25 February 2009

Carneval in Diamantina

Carrrrnewow!

So, first of all, I didn`t stay in any of the famous places like Rio, Salvador or even Olinda. Instead I ended up in Diamantina with a group of crazy Germans. It was lots of fun and a new experience. Diamantina is a small historic miner`s city, very beautiful but normally rather unexciting. This however changes when its time for carvenal! Most of the local croud get out of the city, make sure they don`t leave anything in their flats so that they can rent them to plenty, plenty of mostly young Brazilians who are coming to town to party almost straight for five days... It`s a crazy, chaotic mess that starts in your room (7 people in one little room), grows in the flat (one bathroom for 25 people, no real kitchen, only beer, chachaca and caipirinha to drink) and expands to the streets, other apartments and whereever the wave of madness takes you!

08 February 2009

Travelling through time and stuff...

In São Paulo everybody has a tatoo, but this one is the coolest!

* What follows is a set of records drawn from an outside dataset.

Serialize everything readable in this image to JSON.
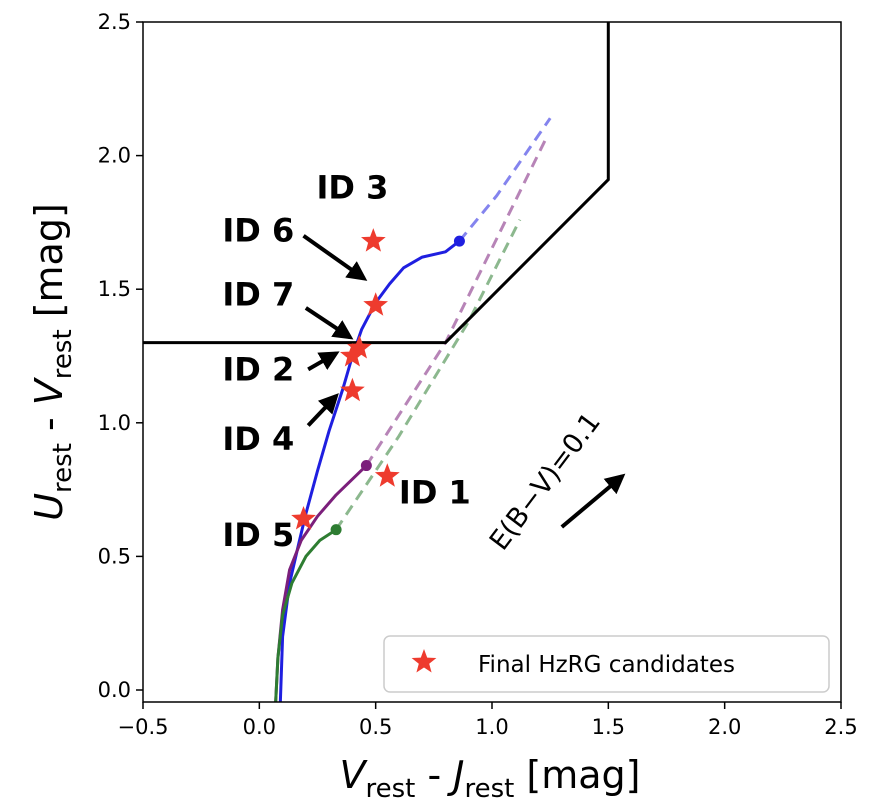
{
  "chart_data": {
    "type": "scatter",
    "xlabel": {
      "main1": "V",
      "sub1": "rest",
      "sep": " - ",
      "main2": "J",
      "sub2": "rest",
      "unit": " [mag]"
    },
    "ylabel": {
      "main1": "U",
      "sub1": "rest",
      "sep": " - ",
      "main2": "V",
      "sub2": "rest",
      "unit": " [mag]"
    },
    "xlim": [
      -0.5,
      2.5
    ],
    "ylim": [
      -0.05,
      2.5
    ],
    "x_ticks": [
      -0.5,
      0.0,
      0.5,
      1.0,
      1.5,
      2.0,
      2.5
    ],
    "x_tick_labels": [
      "−0.5",
      "0.0",
      "0.5",
      "1.0",
      "1.5",
      "2.0",
      "2.5"
    ],
    "y_ticks": [
      0.0,
      0.5,
      1.0,
      1.5,
      2.0,
      2.5
    ],
    "y_tick_labels": [
      "0.0",
      "0.5",
      "1.0",
      "1.5",
      "2.0",
      "2.5"
    ],
    "selection_boundary": {
      "color": "#000000",
      "points": [
        [
          -0.5,
          1.3
        ],
        [
          0.8,
          1.3
        ],
        [
          1.5,
          1.91
        ],
        [
          1.5,
          2.5
        ]
      ]
    },
    "tracks": [
      {
        "name": "blue",
        "color": "#1f1fe0",
        "solid": [
          [
            0.09,
            -0.05
          ],
          [
            0.1,
            0.2
          ],
          [
            0.13,
            0.4
          ],
          [
            0.17,
            0.55
          ],
          [
            0.2,
            0.66
          ],
          [
            0.25,
            0.82
          ],
          [
            0.3,
            0.97
          ],
          [
            0.36,
            1.13
          ],
          [
            0.4,
            1.25
          ],
          [
            0.44,
            1.35
          ],
          [
            0.5,
            1.45
          ],
          [
            0.56,
            1.52
          ],
          [
            0.62,
            1.58
          ],
          [
            0.7,
            1.62
          ],
          [
            0.8,
            1.64
          ],
          [
            0.86,
            1.68
          ]
        ],
        "end_point": [
          0.86,
          1.68
        ],
        "dashed": [
          [
            0.86,
            1.68
          ],
          [
            1.02,
            1.85
          ],
          [
            1.25,
            2.14
          ]
        ]
      },
      {
        "name": "purple",
        "color": "#7b1f7b",
        "solid": [
          [
            0.07,
            -0.05
          ],
          [
            0.08,
            0.12
          ],
          [
            0.1,
            0.3
          ],
          [
            0.13,
            0.45
          ],
          [
            0.18,
            0.56
          ],
          [
            0.25,
            0.65
          ],
          [
            0.33,
            0.73
          ],
          [
            0.46,
            0.84
          ]
        ],
        "end_point": [
          0.46,
          0.84
        ],
        "dashed": [
          [
            0.46,
            0.84
          ],
          [
            0.8,
            1.3
          ],
          [
            1.23,
            2.06
          ]
        ]
      },
      {
        "name": "green",
        "color": "#2e7d32",
        "solid": [
          [
            0.07,
            -0.05
          ],
          [
            0.08,
            0.12
          ],
          [
            0.1,
            0.28
          ],
          [
            0.14,
            0.4
          ],
          [
            0.2,
            0.5
          ],
          [
            0.26,
            0.56
          ],
          [
            0.33,
            0.6
          ]
        ],
        "end_point": [
          0.33,
          0.6
        ],
        "dashed": [
          [
            0.33,
            0.6
          ],
          [
            0.6,
            0.95
          ],
          [
            0.9,
            1.38
          ],
          [
            1.12,
            1.76
          ]
        ]
      }
    ],
    "stars": [
      {
        "id": "ID 1",
        "x": 0.55,
        "y": 0.8
      },
      {
        "id": "ID 2",
        "x": 0.4,
        "y": 1.25
      },
      {
        "id": "ID 3",
        "x": 0.49,
        "y": 1.68
      },
      {
        "id": "ID 4",
        "x": 0.4,
        "y": 1.12
      },
      {
        "id": "ID 5",
        "x": 0.19,
        "y": 0.64
      },
      {
        "id": "ID 6",
        "x": 0.5,
        "y": 1.44
      },
      {
        "id": "ID 7",
        "x": 0.43,
        "y": 1.28
      }
    ],
    "star_color": "#ee3b2e",
    "id_labels": [
      {
        "text": "ID 3",
        "x": 0.4,
        "y": 1.88,
        "anchor": "middle"
      },
      {
        "text": "ID 6",
        "x": 0.15,
        "y": 1.72,
        "anchor": "end"
      },
      {
        "text": "ID 7",
        "x": 0.15,
        "y": 1.48,
        "anchor": "end"
      },
      {
        "text": "ID 2",
        "x": 0.15,
        "y": 1.2,
        "anchor": "end"
      },
      {
        "text": "ID 4",
        "x": 0.15,
        "y": 0.94,
        "anchor": "end"
      },
      {
        "text": "ID 1",
        "x": 0.6,
        "y": 0.74,
        "anchor": "start"
      },
      {
        "text": "ID 5",
        "x": 0.15,
        "y": 0.58,
        "anchor": "end"
      }
    ],
    "arrows": [
      {
        "from": [
          0.19,
          1.7
        ],
        "to": [
          0.45,
          1.54
        ]
      },
      {
        "from": [
          0.2,
          1.43
        ],
        "to": [
          0.39,
          1.32
        ]
      },
      {
        "from": [
          0.21,
          1.2
        ],
        "to": [
          0.33,
          1.26
        ]
      },
      {
        "from": [
          0.21,
          0.99
        ],
        "to": [
          0.33,
          1.1
        ]
      }
    ],
    "reddening": {
      "label": "E(B−V)=0.1",
      "arrow_from": [
        1.3,
        0.61
      ],
      "arrow_to": [
        1.56,
        0.8
      ]
    },
    "legend": {
      "label": "Final HzRG candidates",
      "position": "lower-right"
    }
  }
}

Yesterday I arrived at São Paulo and was immediately won by this city. Contrary to my expectations it didn’t feel too crowded, violent and menacing. Well, I am also lucky because I stay in the center where I can most of the things on foot and yesterday we only went to really cool, relaxed places: the Museo do Arte do São Paulo, a little street fair with good old live Samba music and after some caipirinhas with different cachaças we walked to a great samba funk dance club only three blocks away. Perfect and long day!
While enjoying our Caipirinhas at Kiki’s place, I felt glad to be with so smart international students again because several interesting discussions arouse... I learned about the complex political situation in Columbia (despite the Colombian parapolitics scandal president Uribe is still popular), we were discussing the ideal government term (are 4 years enough to make a change but if not how many years should a political leader run a country?) and finally touched down at the number one topic: globalization. No new insights but I got the hint to watch a good little educative movie about the story of stuff. If you haven`t seen it yet, check it out! I learned some new things for example that in the US 99% of the purchased products become trash after 6 months. Even if the numbers aren´t totally correct, this is really scary. And then I reflected my present trip and realized that my stuff comes and goes. I have already broken one camera, lost a cell phone (after 3 days!), have been stolen a bike, trashed one pair of shoes, given away three books and received three books in return, bought 5 shirts and lost 2 and so on and so on. It is really not easy to limit your stuff yet be prepared for all kinds of different situations while travelling for 6 months. Well, it´s easy if your are very disciplined... By the way, this reminds me of a great Brazilian movie I saw this week: The man who defeated the devil is a poetic film about a fearleass man travelling through northeast Brazil. He is riding on his horse with nothing more than what he´s wearing experiencing the most amazing adventures. This guy is definitely my hero!